On Tuesday night, the Yankees turned to relievers David Robertson and Chasen Shreve to record the final six outs in a 7-2 victory over the Blue Jays. Robertson and Shreve did it in the way modern-day relievers know how: the strikeout. The duo struck out three batters in two innings.
Shreve is posting a career-high 12.36 strikeouts per nine innings, which falls in the top 25 among MLB relievers with more than 10 innings pitched. Robertson has a K/9 of 11.06.
Yet, both Shreve’s and Robertson’s strikeout figures are dwarfed by the mammoth duo of Aroldis Chapman and Dellin Betances, who place second and third in the category, respectively.
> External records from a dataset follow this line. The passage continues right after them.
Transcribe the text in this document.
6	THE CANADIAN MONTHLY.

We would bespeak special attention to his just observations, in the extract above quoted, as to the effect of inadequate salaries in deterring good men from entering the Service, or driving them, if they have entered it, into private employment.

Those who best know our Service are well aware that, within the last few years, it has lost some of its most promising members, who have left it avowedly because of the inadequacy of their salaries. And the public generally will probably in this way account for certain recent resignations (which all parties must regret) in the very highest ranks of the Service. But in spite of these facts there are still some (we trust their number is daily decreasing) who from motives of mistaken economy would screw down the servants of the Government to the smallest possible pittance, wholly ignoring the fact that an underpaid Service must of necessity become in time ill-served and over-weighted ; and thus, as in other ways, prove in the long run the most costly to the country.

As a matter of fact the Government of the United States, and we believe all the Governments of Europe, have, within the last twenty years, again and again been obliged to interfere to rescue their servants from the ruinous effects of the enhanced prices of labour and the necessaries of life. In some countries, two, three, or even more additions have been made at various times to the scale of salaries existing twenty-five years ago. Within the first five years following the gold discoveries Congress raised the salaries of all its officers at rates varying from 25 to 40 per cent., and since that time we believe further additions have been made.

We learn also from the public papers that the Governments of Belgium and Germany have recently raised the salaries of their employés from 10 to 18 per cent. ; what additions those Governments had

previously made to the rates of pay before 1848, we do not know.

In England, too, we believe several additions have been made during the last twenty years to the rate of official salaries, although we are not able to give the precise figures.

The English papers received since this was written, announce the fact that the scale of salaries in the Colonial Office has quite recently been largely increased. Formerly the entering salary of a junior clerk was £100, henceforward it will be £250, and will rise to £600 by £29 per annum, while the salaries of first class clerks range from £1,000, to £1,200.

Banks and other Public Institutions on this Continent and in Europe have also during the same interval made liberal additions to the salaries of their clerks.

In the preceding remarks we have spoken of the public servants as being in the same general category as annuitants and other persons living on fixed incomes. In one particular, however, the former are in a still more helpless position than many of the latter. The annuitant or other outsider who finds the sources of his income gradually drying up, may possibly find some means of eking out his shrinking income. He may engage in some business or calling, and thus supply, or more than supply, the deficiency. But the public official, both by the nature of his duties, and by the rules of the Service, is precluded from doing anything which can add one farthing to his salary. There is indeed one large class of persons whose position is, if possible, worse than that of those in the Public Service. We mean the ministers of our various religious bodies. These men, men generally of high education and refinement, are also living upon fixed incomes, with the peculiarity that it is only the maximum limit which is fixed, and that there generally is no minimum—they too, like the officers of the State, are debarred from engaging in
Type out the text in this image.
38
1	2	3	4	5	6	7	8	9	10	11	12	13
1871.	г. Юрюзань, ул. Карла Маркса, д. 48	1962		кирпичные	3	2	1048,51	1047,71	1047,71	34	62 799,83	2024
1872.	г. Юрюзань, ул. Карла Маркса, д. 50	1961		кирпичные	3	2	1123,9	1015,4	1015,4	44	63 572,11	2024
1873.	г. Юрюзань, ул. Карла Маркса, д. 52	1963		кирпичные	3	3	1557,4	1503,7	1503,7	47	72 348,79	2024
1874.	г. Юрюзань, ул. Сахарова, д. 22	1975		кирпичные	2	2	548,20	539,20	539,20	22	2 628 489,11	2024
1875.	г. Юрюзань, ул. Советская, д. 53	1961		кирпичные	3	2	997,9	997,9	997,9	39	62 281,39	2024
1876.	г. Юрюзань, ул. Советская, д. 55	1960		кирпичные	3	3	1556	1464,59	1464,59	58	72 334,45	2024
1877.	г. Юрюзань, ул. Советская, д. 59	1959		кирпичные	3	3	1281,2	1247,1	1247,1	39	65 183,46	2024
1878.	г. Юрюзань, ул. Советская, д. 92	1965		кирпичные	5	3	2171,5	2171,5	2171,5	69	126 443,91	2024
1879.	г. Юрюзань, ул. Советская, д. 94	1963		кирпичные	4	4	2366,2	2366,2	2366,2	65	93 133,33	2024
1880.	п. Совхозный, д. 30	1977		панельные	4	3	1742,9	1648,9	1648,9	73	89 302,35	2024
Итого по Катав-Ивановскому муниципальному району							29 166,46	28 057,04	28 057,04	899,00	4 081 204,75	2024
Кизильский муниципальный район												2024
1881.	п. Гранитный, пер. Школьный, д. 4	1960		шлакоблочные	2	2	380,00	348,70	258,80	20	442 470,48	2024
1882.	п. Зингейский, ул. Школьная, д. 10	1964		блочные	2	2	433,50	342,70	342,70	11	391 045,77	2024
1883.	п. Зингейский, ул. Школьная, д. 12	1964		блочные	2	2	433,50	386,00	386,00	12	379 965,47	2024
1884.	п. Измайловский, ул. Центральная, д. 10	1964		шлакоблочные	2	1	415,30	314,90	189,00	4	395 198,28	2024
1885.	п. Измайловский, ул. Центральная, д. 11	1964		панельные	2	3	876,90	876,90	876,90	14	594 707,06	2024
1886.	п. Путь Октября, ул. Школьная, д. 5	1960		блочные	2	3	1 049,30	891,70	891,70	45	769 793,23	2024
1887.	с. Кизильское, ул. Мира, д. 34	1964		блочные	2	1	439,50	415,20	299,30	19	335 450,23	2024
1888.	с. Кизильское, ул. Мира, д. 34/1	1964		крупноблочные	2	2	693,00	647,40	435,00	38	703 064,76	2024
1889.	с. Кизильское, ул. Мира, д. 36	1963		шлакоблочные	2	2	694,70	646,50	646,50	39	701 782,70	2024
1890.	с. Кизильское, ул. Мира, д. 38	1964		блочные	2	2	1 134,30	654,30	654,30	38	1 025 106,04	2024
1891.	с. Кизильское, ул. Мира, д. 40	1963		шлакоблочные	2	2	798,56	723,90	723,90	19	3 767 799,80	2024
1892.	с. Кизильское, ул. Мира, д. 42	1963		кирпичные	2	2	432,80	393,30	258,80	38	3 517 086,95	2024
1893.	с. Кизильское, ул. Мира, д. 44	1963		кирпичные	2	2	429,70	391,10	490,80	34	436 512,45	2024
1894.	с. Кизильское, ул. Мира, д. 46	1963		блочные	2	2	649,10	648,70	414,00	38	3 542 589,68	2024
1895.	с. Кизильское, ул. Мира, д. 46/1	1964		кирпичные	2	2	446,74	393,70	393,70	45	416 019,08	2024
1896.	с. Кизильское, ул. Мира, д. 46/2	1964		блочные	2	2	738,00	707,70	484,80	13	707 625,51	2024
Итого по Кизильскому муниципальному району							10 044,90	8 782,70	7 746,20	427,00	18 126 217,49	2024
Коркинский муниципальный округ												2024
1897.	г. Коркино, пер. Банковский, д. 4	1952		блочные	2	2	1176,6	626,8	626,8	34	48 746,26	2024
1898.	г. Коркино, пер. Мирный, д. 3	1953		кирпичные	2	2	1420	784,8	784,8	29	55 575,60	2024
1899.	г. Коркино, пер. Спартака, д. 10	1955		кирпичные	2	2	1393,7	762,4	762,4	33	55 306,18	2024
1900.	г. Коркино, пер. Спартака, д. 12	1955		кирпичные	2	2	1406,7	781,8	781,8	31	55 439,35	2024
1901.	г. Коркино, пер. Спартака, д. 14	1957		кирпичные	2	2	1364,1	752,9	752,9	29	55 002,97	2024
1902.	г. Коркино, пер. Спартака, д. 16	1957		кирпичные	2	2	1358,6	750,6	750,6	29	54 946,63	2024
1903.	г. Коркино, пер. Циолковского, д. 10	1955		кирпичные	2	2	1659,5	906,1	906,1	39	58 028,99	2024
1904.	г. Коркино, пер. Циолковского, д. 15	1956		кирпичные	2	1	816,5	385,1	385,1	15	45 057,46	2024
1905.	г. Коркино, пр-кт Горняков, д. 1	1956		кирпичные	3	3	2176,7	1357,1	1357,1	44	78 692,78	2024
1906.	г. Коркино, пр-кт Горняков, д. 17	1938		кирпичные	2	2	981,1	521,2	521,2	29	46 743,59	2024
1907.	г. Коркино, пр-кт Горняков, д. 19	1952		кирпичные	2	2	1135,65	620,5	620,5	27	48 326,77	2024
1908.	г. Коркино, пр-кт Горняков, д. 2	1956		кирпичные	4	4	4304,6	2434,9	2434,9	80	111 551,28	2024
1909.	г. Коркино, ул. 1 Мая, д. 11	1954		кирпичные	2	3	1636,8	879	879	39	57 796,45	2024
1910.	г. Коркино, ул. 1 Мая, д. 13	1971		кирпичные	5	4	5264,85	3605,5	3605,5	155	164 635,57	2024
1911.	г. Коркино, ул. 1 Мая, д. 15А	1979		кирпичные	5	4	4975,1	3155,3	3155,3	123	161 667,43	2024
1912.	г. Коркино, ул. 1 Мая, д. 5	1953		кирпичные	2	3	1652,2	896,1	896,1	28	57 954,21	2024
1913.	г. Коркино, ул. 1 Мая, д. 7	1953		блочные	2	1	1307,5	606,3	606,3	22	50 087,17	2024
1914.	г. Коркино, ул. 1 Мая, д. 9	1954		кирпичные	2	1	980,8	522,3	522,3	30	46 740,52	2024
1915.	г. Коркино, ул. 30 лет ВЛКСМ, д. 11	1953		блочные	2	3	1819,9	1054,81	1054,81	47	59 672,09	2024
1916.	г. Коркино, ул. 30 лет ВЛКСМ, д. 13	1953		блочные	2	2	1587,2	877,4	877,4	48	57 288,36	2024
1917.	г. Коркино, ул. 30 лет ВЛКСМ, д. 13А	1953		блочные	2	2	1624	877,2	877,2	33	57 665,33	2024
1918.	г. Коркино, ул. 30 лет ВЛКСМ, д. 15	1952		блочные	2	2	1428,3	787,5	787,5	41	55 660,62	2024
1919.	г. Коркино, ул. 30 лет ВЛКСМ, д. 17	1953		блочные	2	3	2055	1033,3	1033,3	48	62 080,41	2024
Then add Chad Green, who strikes out 11.57 batters per nine; and Adam Warren, who has struck out 12 batters in 9.2 innings this season.
Add it all up, and Yankees relievers are posting the highest K/9 rate of any bullpen … ever.
It’s not surprising that, in 2018, a bullpen is on pace to break a strikeout record. Prior to the 2010 season, almost no bullpens struck out more than 10 batters per nine innings. This season, the Yankees (12.13), Brewers (10.41), Astros (10.41) and Mariners (10.38) bullpens are all striking batters out above that clip. Four relieving corps achieved a K/9 of above 10 in 2017 as well.
But this isn’t to discredit the Yankees’ feat. A K/9 of 12.13 is still more than one batter per nine better than any past bullpen’s strikeout rate. The Yankees led baseball with a K/9 ratio of 10.92 in 2017 and 10.15 in 2016.
To better put the ratio in perspective, I’ll convert the stat into three-inning increments, a more feasible measure of a bullpen’s game-by-game performance.
K/3 | K/9 | |
---|---|---|
2018 Yankees | 4.04 | 12.13 |
2018 Brewers | 3.47 | 10.41 |
2018 Astros | 3.47 | 10.41 |
2018 Mariners | 3.46 | 10.38 |
2017 Yankees | 3.64 | 10.92 |
The Brewers can thank the incredible Josh Hader, who is striking out more than two batters per inning (Seriously, Hader has an 18.09 K/9 … Chapman is at 16.42, and Betances’ is 15.48), for their stellar ranking. The Mariners have Edwin Diaz, who comes in fourth with a 14.78 K/9. The Astros don’t have anyone who jumps off the page, but their bullpen generally strikes out a ton of batters.
Value of the strikeout
The relief crews for New York, Milwaukee, Houston and Seattle pretty universally top the 2018 statistical leaderboards, and a closer look at these four bullpens shows just how valuable the strikeout is for the Yankees.
If you isolate the strikeout, the Brewers, Astros and Mariners bullpens look better than the Yankees. The other units walk fewer batters, give up fewer home runs and leave more runners on base. And of the contact they induce, Brewers, Astros, and Mariners relievers generate more groundballs than Yankees relievers do.
BB/9 | HR/9 | LOB% | GB% | |
---|---|---|---|---|
Yankees | 3.74 | 0.95 | 73% | 39.8% |
Brewers | 3.4 | 0.91 | 81.4% | 49% |
Astros | 2.33 | 0.87 | 78.2% | 42.7% |
Mariners | 3 | 0.83 | 74.5% | 40% |
In those categories, however, the Yankees aren’t just fighting against the other best three bullpens in baseball. They’re in the middle of the pack, at best. New York ranks 19th in BB/9, 15th in HR/9, 19th in LOB% and 26th in GB%.
Contrarily, the Yankees bullpen ranks first in Wins Above Replacement (WAR), at 3.6. And this speaks to the historical strikeout rate its relievers are producing. A handful of measurables suggests that the Yankees’ bullpen is average. But a strikeout rate of more than one batter per inning higher than any other bullpen in history can soundly mask that handful. If Yankees relievers continue to strikeout batters at this wild clip, expect the ‘pen to continue superseding its mediocre non-K stats.